Abstract 2976: Implantable Cardioverter Defibrillator Therapy in Cardiac Amyloidosis: Mayo Clinic Experience
Background: Patients with cardiac amyloidosis are at risk for ventricular arrhythmias and sudden cardiac death. However, the benefit of ICD implantation in patients with cardiac amyloidosis is not well defined. We describe our single center experience with ICD therapy in cardiac amyloidosis.
Methods: All patients with cardiac amyloidosis who underwent ICD implantation and were evaluated at the Mayo Clinic, Rochester, MN from 2000–2005 were included. Implant indications, frequency of ICD therapy, and clinical /pathological data were obtained from the medical record. Appropriate ICD therapies were defind as those treating ventricular arrhythmias. Inappropriate ICD therapies were defined as those triggered by sinus tachycardia, atrial fibrillation, or device malfunction.

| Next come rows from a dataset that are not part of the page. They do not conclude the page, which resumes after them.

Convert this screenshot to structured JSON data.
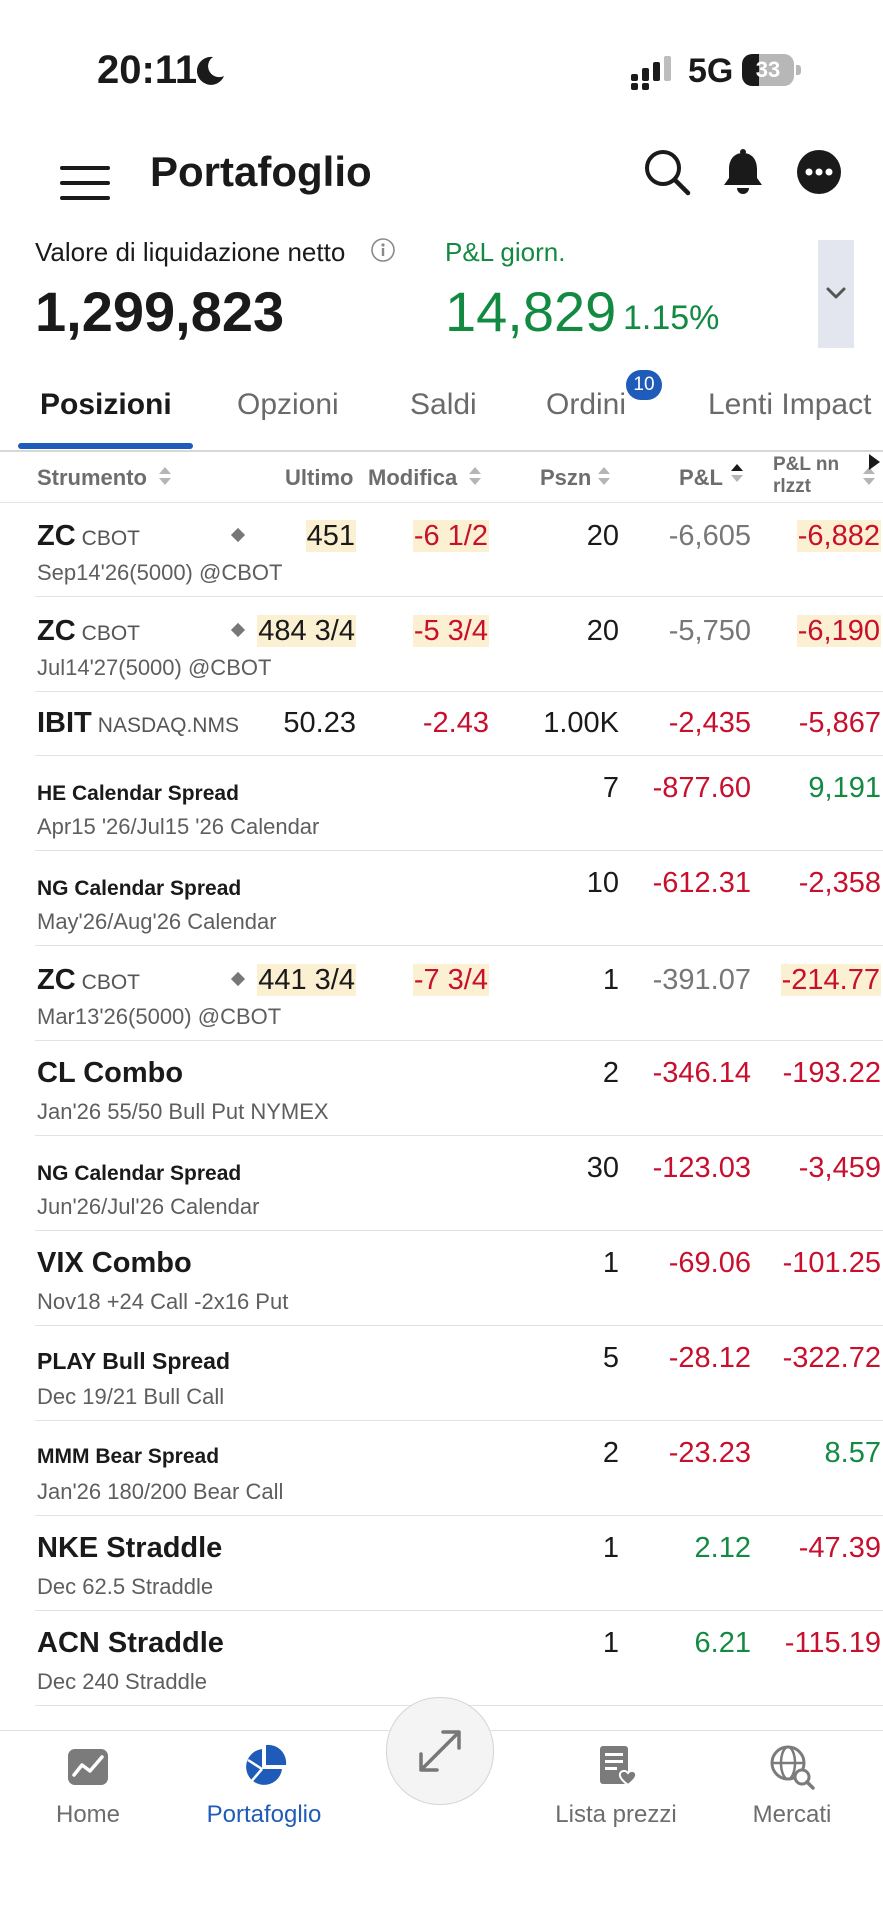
{
  "status_bar": {
    "time": "20:11",
    "network": "5G",
    "battery_percent": 33,
    "battery_text": "33"
  },
  "header": {
    "title": "Portafoglio"
  },
  "summary": {
    "net_liq_label": "Valore di liquidazione netto",
    "net_liq_value": "1,299,823",
    "pl_label": "P&L giorn.",
    "pl_value": "14,829",
    "pl_percent": "1.15%"
  },
  "tabs": [
    {
      "label": "Posizioni",
      "active": true
    },
    {
      "label": "Opzioni",
      "active": false
    },
    {
      "label": "Saldi",
      "active": false
    },
    {
      "label": "Ordini",
      "active": false,
      "badge": "10"
    },
    {
      "label": "Lenti Impact",
      "active": false
    }
  ],
  "table": {
    "columns": {
      "instrument": "Strumento",
      "last": "Ultimo",
      "change": "Modifica",
      "position": "Pszn",
      "pl": "P&L",
      "unrealized_line1": "P&L nn",
      "unrealized_line2": "rlzzt"
    },
    "rows": [
      {
        "symbol": "ZC",
        "exchange": "CBOT",
        "sub": "Sep14'26(5000) @CBOT",
        "last": "451",
        "change": "-6 1/2",
        "position": "20",
        "pl": "-6,605",
        "unrealized": "-6,882"
      },
      {
        "symbol": "ZC",
        "exchange": "CBOT",
        "sub": "Jul14'27(5000) @CBOT",
        "last": "484 3/4",
        "change": "-5 3/4",
        "position": "20",
        "pl": "-5,750",
        "unrealized": "-6,190"
      },
      {
        "symbol": "IBIT",
        "exchange": "NASDAQ.NMS",
        "sub": "",
        "last": "50.23",
        "change": "-2.43",
        "position": "1.00K",
        "pl": "-2,435",
        "unrealized": "-5,867"
      },
      {
        "symbol": "HE Calendar Spread",
        "exchange": "",
        "sub": "Apr15 '26/Jul15 '26 Calendar",
        "last": "",
        "change": "",
        "position": "7",
        "pl": "-877.60",
        "unrealized": "9,191"
      },
      {
        "symbol": "NG Calendar Spread",
        "exchange": "",
        "sub": "May'26/Aug'26 Calendar",
        "last": "",
        "change": "",
        "position": "10",
        "pl": "-612.31",
        "unrealized": "-2,358"
      },
      {
        "symbol": "ZC",
        "exchange": "CBOT",
        "sub": "Mar13'26(5000) @CBOT",
        "last": "441 3/4",
        "change": "-7 3/4",
        "position": "1",
        "pl": "-391.07",
        "unrealized": "-214.77"
      },
      {
        "symbol": "CL Combo",
        "exchange": "",
        "sub": "Jan'26 55/50 Bull Put NYMEX",
        "last": "",
        "change": "",
        "position": "2",
        "pl": "-346.14",
        "unrealized": "-193.22"
      },
      {
        "symbol": "NG Calendar Spread",
        "exchange": "",
        "sub": "Jun'26/Jul'26 Calendar",
        "last": "",
        "change": "",
        "position": "30",
        "pl": "-123.03",
        "unrealized": "-3,459"
      },
      {
        "symbol": "VIX Combo",
        "exchange": "",
        "sub": "Nov18  +24 Call  -2x16 Put",
        "last": "",
        "change": "",
        "position": "1",
        "pl": "-69.06",
        "unrealized": "-101.25"
      },
      {
        "symbol": "PLAY Bull Spread",
        "exchange": "",
        "sub": "Dec 19/21 Bull Call",
        "last": "",
        "change": "",
        "position": "5",
        "pl": "-28.12",
        "unrealized": "-322.72"
      },
      {
        "symbol": "MMM Bear Spread",
        "exchange": "",
        "sub": "Jan'26 180/200 Bear Call",
        "last": "",
        "change": "",
        "position": "2",
        "pl": "-23.23",
        "unrealized": "8.57"
      },
      {
        "symbol": "NKE Straddle",
        "exchange": "",
        "sub": "Dec 62.5 Straddle",
        "last": "",
        "change": "",
        "position": "1",
        "pl": "2.12",
        "unrealized": "-47.39"
      },
      {
        "symbol": "ACN Straddle",
        "exchange": "",
        "sub": "Dec 240 Straddle",
        "last": "",
        "change": "",
        "position": "1",
        "pl": "6.21",
        "unrealized": "-115.19"
      }
    ]
  },
  "bottom_nav": [
    {
      "label": "Home",
      "icon": "chart-icon",
      "active": false
    },
    {
      "label": "Portafoglio",
      "icon": "pie-chart-icon",
      "active": true
    },
    {
      "label": "Lista prezzi",
      "icon": "watchlist-icon",
      "active": false
    },
    {
      "label": "Mercati",
      "icon": "globe-search-icon",
      "active": false
    }
  ],
  "colors": {
    "accent": "#1f5bb8",
    "positive": "#138a42",
    "negative": "#c8102e",
    "highlight": "#fbf0d2"
  }
}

Survival and rates of ICD therapies were determined with Kaplan Meier survival curves.
Results: Of 25 patients in the study group, 18 (72%) received an ICD for primary prevention, 3 (12%) patients had a cardiac arrest, and 4 (16%) patients had sustained ventricular tachycardia. Mean age was 64 ± 11 years, with 18 (72%) males. The underlying amyloid disease was AL amyloidosis in 17 (68%) patients, senile amyloidosis in 5 (20%) patients, and familial amyloidosis in 3 (12%) patients. Ejection fraction, creatinine and defibrillation threshold at the time of implantation were 50% ± 16%, 1.64 ± 0.87 g/dL, and 19 ± 6 J, respectively. ICD therapy records were available for 14 patients. Over the follow up period of 11 ± 16 months, 4 (16%) patients had appropriate ICD therapies and 1 (4%) patient had an inappropriate shock due to device malfunction. Survival at one year in the study group was 65%, with 2 patients receiving cardiac transplants, and 12 deaths, from heart failure (1), asystolic cardiac arrest (1), pulseless electrical activity (2), renal failure (1), and sepsis (1). The rate of appropriate ICD discharges at one year was 42%.
Conclusions: Rate of appropriate ICD discharge in patients with cardiac amyloidosis is high, but may not improve overall mortality. These data support the notion that mortality benefit of ICD therapy in patients with cardiac amyloidosis is limited.